Research & Papers

The Bernstein-von Mises theorem for Bayesian one-pass online learning

No more need for large mini-batches in streaming Bayesian inference...

Deep Dive

Bayesian online learning offers a principled way to update beliefs sequentially, but existing theoretical guarantees often require mini-batch sizes to grow without bound—a condition that fails in the critical one-pass (streaming) regime where each data point is seen only once. Jeyong Lee, Junhyeok Choi, Dongguen Kim, and Minwoo Chae introduce a new algorithm designed specifically for this setting. Their method adds a warm-start phase that stabilizes sequential posterior updates, allowing the algorithm to provably achieve the optimal convergence rate. More importantly, they establish an online analogue of the celebrated Bernstein-von Mises theorem, which guarantees that the sequentially updated posterior provides valid uncertainty quantification without requiring diverging mini-batch sizes.

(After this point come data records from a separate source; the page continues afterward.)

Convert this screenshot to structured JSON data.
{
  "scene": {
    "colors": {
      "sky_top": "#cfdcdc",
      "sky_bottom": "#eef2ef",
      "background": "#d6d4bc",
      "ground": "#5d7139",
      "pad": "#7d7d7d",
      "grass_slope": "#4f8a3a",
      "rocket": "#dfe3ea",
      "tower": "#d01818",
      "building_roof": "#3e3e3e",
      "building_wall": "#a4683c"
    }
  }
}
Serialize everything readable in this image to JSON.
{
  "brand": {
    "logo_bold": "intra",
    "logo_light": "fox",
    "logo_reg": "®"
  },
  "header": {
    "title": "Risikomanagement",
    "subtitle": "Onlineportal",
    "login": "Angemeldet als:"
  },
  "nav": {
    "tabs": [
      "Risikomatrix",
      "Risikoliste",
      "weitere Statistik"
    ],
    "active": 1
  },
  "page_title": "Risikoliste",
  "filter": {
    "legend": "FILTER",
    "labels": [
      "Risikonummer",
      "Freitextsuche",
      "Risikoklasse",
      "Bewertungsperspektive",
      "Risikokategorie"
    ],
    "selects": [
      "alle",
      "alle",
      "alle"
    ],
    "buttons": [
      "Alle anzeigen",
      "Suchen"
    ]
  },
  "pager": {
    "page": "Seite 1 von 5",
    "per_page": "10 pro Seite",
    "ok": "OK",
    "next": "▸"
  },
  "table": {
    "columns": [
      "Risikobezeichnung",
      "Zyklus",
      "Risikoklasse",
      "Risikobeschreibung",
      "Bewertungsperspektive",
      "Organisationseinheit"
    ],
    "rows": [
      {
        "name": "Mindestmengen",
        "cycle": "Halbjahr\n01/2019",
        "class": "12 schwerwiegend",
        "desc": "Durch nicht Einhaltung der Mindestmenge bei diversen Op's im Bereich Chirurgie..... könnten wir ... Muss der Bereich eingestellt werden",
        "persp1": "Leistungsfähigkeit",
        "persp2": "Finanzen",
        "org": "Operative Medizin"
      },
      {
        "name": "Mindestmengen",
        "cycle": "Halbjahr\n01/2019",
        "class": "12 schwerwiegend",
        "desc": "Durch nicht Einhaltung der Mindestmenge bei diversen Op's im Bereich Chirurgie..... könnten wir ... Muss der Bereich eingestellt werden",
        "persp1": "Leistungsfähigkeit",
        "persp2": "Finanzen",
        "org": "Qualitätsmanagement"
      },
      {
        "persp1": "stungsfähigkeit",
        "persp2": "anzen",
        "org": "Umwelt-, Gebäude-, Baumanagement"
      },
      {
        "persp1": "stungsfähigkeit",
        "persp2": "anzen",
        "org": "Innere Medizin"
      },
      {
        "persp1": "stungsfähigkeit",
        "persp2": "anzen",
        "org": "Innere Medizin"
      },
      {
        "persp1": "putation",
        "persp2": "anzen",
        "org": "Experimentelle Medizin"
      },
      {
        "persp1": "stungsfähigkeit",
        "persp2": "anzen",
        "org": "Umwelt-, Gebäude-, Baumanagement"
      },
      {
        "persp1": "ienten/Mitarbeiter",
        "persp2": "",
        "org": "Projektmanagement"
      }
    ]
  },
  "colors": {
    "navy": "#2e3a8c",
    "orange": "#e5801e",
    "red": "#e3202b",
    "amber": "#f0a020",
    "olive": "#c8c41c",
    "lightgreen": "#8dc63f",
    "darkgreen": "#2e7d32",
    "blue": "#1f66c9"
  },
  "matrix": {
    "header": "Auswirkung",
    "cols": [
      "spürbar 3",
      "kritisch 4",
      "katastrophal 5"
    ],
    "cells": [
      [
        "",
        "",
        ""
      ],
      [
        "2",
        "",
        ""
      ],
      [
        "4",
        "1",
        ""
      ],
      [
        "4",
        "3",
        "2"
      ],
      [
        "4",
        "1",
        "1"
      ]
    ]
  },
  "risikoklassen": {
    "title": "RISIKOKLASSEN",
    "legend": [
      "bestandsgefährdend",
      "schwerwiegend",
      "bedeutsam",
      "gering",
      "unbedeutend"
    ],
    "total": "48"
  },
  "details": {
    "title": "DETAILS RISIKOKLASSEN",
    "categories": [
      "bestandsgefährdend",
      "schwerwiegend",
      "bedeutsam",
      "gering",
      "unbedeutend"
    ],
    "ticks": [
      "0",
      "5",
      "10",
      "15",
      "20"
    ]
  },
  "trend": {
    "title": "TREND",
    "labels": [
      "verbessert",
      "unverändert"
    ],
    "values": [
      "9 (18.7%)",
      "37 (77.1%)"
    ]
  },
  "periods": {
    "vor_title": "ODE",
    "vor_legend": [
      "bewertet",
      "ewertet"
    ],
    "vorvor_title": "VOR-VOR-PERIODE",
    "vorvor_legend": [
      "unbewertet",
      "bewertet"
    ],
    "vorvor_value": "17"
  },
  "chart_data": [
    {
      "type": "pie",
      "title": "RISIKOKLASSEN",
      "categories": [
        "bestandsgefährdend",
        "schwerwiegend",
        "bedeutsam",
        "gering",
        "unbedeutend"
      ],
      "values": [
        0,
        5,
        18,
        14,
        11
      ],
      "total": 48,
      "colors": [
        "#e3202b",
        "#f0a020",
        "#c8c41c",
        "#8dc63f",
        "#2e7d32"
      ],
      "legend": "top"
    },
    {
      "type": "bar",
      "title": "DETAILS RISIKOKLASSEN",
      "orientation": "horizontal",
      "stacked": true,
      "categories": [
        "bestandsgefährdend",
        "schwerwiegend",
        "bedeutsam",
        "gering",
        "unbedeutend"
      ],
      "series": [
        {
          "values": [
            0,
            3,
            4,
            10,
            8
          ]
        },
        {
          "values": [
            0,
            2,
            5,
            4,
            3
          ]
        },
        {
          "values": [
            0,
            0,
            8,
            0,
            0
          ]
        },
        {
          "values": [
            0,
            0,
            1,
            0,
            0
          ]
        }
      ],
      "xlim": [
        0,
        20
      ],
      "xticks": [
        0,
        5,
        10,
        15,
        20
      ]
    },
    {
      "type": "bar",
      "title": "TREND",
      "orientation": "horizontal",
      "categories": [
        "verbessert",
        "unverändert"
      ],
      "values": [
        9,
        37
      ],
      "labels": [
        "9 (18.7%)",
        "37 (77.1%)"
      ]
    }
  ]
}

The theoretical framework deviates fundamentally from prior work in online learning, relying on a novel analysis that addresses the challenges of single-pass data processing. Numerical experiments on generalized linear models demonstrate that the proposed method matches the performance of the full batch estimator—which has access to all data—while significantly outperforming existing online procedures. This work fills a key gap in the theory of Bayesian streaming inference, making it practical for applications like real-time recommendation systems, financial modeling, and sensor networks where data arrives sequentially and must be processed instantly. The 52-page paper (arXiv:2604.27442) also includes MSC classifications in statistics theory and machine learning.

Key Points
  • New Bayesian online learning algorithm with a warm-start phase for one-pass (streaming) settings.
  • Proven optimal convergence rate and online Bernstein-von Mises theorem for valid uncertainty quantification without diverging mini-batch sizes.
  • Experiments on generalized linear models match batch estimator accuracy while outperforming existing online methods.

Why It Matters

Enables real-time, uncertainty-aware Bayesian inference on streaming data, critical for high-frequency applications.